There is very little jurisprudence in India regarding what kind of information constitutes trade secret or confidential information. In American Express Bank v. Priya Puri (24th May, 2006), the Delhi High Court refused to grant an injunction to restrain an ex-employee from using customer list and other financial information related to customers of her previous employer bank. It held that the customer contacts were developed by the employee due to her own efforts and relationship with them. Also, by merely obtaining the information about the customers she does not gain any substantial advantage over her ex-employer.
However, just a few weeks earlier, in Diljeet Titus v. Alfred Adebare (8th May, 2006) the Delhi High Court had taken a slightly different view by focussing more on the nature of employment relationship to determine whether it implied any obligations of confidentiality. Observing that all the work done by the employee was only for the employer, there was a contract of service. Moreover, due to the nature of the industry (law firms) any information about clients and their contact information may carry substantial business value.

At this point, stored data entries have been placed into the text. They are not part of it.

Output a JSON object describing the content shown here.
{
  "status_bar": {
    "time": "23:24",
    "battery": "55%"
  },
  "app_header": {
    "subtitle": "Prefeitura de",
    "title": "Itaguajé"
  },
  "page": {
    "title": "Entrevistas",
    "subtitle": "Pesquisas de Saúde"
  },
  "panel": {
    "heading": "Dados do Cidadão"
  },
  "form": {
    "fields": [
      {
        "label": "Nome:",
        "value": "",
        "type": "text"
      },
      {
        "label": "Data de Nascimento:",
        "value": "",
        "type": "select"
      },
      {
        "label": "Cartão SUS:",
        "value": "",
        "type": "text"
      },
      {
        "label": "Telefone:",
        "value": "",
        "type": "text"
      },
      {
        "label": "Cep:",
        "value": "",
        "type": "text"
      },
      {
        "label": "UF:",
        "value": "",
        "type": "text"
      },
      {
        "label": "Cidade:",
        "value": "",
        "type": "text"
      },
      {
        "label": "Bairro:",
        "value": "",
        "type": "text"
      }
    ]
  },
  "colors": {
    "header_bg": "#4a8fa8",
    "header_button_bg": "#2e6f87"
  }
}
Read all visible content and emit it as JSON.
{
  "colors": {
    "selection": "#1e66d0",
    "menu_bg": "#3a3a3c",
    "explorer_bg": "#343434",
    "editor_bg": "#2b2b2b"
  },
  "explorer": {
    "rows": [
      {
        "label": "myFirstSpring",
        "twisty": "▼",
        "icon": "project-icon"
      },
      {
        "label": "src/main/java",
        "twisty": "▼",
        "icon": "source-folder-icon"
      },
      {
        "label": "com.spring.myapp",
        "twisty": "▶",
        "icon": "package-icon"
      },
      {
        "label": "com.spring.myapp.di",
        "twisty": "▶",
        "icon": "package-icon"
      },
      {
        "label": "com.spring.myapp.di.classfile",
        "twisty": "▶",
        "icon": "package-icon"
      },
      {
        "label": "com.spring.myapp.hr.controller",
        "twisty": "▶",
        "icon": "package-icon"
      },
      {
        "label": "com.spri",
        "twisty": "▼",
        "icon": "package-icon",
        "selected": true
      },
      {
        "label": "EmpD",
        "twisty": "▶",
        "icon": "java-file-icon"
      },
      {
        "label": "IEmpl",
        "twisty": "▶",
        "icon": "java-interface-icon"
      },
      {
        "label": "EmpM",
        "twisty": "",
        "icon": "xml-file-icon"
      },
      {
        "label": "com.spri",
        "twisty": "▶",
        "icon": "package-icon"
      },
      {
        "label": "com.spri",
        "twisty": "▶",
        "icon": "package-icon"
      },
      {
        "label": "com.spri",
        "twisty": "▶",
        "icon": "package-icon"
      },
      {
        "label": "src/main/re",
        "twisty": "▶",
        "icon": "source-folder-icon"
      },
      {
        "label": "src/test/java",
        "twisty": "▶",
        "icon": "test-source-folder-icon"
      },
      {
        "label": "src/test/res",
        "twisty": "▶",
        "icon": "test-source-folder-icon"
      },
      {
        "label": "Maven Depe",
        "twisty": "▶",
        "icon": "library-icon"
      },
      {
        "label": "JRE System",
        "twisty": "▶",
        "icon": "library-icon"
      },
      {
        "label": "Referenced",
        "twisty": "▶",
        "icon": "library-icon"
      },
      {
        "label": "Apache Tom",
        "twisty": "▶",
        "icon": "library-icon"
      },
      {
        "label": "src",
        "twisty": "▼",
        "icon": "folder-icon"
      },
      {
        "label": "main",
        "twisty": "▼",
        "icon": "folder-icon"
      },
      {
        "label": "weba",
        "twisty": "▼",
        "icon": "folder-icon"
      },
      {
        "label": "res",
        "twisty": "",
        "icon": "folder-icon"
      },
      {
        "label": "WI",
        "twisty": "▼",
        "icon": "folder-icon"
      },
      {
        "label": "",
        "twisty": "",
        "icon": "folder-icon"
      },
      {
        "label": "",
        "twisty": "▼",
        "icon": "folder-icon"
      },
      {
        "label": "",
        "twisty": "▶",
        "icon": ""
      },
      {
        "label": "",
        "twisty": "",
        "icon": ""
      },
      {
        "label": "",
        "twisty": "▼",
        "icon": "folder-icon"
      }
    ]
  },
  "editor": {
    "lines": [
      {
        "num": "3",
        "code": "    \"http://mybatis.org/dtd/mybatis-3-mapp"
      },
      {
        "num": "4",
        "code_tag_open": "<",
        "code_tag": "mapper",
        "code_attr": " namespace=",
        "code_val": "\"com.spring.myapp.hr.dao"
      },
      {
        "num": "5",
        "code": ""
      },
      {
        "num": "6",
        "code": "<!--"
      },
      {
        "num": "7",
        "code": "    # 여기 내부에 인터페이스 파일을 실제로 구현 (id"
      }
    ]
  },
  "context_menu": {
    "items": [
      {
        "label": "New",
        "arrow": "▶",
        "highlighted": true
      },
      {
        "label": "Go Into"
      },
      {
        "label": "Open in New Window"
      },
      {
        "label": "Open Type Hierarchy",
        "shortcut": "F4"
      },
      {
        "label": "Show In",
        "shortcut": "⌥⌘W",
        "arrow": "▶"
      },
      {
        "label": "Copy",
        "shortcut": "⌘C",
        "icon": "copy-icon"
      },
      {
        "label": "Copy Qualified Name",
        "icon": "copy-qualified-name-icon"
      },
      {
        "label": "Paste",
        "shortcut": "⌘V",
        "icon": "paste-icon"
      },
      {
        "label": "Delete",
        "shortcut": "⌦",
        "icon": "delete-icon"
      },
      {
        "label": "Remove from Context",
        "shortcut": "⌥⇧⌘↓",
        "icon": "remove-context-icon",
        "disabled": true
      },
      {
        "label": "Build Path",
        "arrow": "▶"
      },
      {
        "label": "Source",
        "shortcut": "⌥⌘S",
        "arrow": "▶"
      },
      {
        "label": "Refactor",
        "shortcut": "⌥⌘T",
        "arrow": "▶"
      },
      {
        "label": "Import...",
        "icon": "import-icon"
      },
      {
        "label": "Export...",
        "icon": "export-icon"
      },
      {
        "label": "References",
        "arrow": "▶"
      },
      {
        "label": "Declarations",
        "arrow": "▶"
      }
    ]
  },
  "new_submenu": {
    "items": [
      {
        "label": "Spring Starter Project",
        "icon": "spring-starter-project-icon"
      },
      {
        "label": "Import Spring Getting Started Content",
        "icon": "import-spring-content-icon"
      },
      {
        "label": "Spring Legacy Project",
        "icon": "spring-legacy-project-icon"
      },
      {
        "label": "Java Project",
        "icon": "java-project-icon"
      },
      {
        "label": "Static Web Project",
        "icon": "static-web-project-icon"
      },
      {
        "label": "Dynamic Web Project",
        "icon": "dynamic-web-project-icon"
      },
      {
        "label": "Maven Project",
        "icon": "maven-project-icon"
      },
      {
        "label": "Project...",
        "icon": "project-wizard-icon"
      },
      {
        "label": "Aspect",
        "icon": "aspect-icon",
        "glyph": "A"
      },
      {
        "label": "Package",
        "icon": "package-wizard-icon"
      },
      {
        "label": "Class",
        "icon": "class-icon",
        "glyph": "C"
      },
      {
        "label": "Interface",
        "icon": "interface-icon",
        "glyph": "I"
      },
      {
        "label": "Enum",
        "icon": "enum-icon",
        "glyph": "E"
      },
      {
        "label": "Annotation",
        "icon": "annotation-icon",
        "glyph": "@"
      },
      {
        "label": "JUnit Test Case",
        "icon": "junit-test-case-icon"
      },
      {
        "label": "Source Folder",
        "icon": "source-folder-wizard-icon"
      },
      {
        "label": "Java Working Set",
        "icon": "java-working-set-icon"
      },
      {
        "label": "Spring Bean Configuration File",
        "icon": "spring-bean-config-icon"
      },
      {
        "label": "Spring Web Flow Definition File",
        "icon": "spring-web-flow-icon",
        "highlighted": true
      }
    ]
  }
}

Comparing the case laws one could say that the question of ownership of social media accounts depends a lot on factual circumstances. But while deciding any such claims following factors may be crucial :
- Industry in question:
Value of contacts is much more in a highly specialized industry as it requires greater efforts to build those contacts and business relationships.
- Nature of Relationship and Control over the information:
If the employee worked specifically for promoting the company on social media, he may not be able to retain any contacts or followers as in Ardis Health. But if maintaining an online profile is only an ancillary part of his duties, he may have a claim depending upon whether he has invested personal efforts in developing those contacts.
Also, if the information consists of pre-existing contacts/list which has been acquired by the company as a whole and there is no substantial effort of the individual employee, as in Diljeet Titus, the employer is likely to own it. However, if contacts are developed because of personal involvement of an employee, which is more likely in social media scenario, the employer may not have any rights.
- Public disclosure:
Whether the lists, contacts or connections are already available in the public domain due to the very nature of social media is essentially a question of fact. It depends on several factors including any reasonable efforts on the part of the account holder to utilize privacy settings to not allow others to know of his connections or contacts.